This is imho either a sign of bad budgeting or too expensive real estate. In my case, if we had a 5% interest rate, it’d only be marginally more expensive that what most people spend on a rented property (based on our salary and including amortization). Furthermore, a 5% CHF Return would result in me paying down the mortgage instead of investing in the stock market. If rates are lower again, I can refinance the property - but sure I if you’re comfortable with paying more to sleep better, then so be it.
But it’s not just a “bit” more expensive - you’re paying 2x the amount for a 10y mortgage for example.
UBS is not better at guessing interest rates than anybody else, they could go up or they could go down.
Sure, I wouldn’t do that either, but one could move his savings rate (or in your case, the salary of your partner/part of that) into paying back the loan and getting an attractive risk free return.
As long as I am generating my company money, there is a 0% chance of me getting fired, besides a total dissolution of the company. My role is not a cost center, if they fire me, they lose money.
I imagine and I have health insurance for this and if you live in Switzerland, so do you.
This is just Doomerism - the chances of interest rates going beyond 5%, which didn’t even happen during 10%+ inflation periods in our neighboring countries, is very, very low. And again, you should be able to afford the property and then some, banks are very conservative with their loan calculations.
And again, not a bit - it’s 1.5-2x
Yeah, if I spent my money in that way, I’d also fix my mortgage I guess. Those are upper class problems I can’t relate to, I’m sorry.
This might be controversial, but imho this is a great experience for the kids and family - nothing in life is guaranteed, ever. Assuming he doesn’t need to sell the property and can still afford the gap between his next job, it’s a good opportunity to get the kids in the boat.

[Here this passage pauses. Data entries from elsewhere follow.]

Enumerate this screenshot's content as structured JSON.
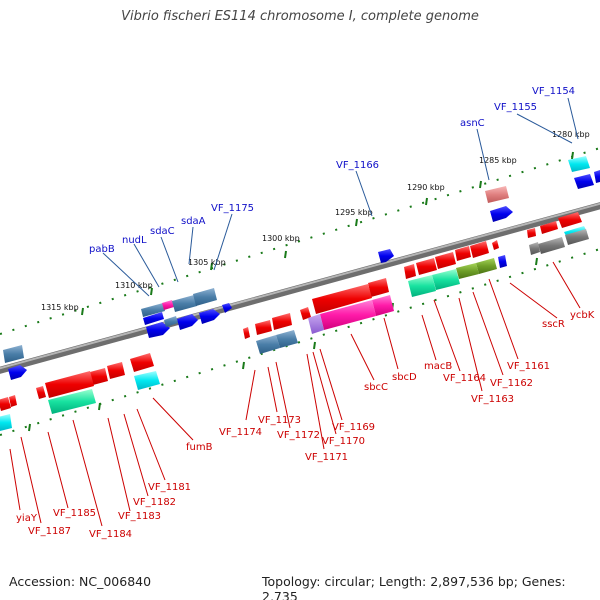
{
  "title": "Vibrio fischeri ES114 chromosome I, complete genome",
  "footer": {
    "accession": "Accession: NC_006840",
    "topology": "Topology: circular; Length: 2,897,536 bp; Genes: 2,735"
  },
  "colors": {
    "backbone": "#8a8a8a",
    "forward_label": "#1010c8",
    "reverse_label": "#cc0000",
    "tick": "#1a7a1a"
  },
  "kbp_ticks": [
    "1280 kbp",
    "1285 kbp",
    "1290 kbp",
    "1295 kbp",
    "1300 kbp",
    "1305 kbp",
    "1310 kbp",
    "1315 kbp"
  ],
  "forward_genes": [
    "VF_1154",
    "VF_1155",
    "asnC",
    "VF_1166",
    "VF_1175",
    "sdaA",
    "sdaC",
    "nudL",
    "pabB"
  ],
  "reverse_genes": [
    "ycbK",
    "sscR",
    "VF_1161",
    "VF_1162",
    "VF_1163",
    "VF_1164",
    "macB",
    "sbcD",
    "sbcC",
    "VF_1169",
    "VF_1170",
    "VF_1171",
    "VF_1172",
    "VF_1173",
    "VF_1174",
    "fumB",
    "VF_1181",
    "VF_1182",
    "VF_1183",
    "VF_1184",
    "VF_1185",
    "VF_1187",
    "yiaY"
  ]
}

Contrary to what most people think, I am not of the opinion that you need to pamper your kids and cushion them through the hard reality of life - “guys rates are up, no vacation this summer” - is actually a very good financial lesson for them imho. (again provided it’s not existentially critical) - so sorry to say, but this sounds a bit “soft” to me and I would not classify that as something I personally lose sleep over.
Sure, that is a good argument, but generally speaking, they are losing out on more money by essentially timing the market here - since stock returns higher than any realistic interest rate hike (at least long term).
The downside is that it costs money and can be considered as an active trade against the market. Nothing wrong with that, but I personally am not convinced - but I do agree that everyone’s life situation and risk tolerance and appetite is different. I have invested with a 1.3x leverage through the Ukraine crisis and didn’t sleep that bad, even though I was down a couple years worth of progress. Some people couldn’t handle that - fair point.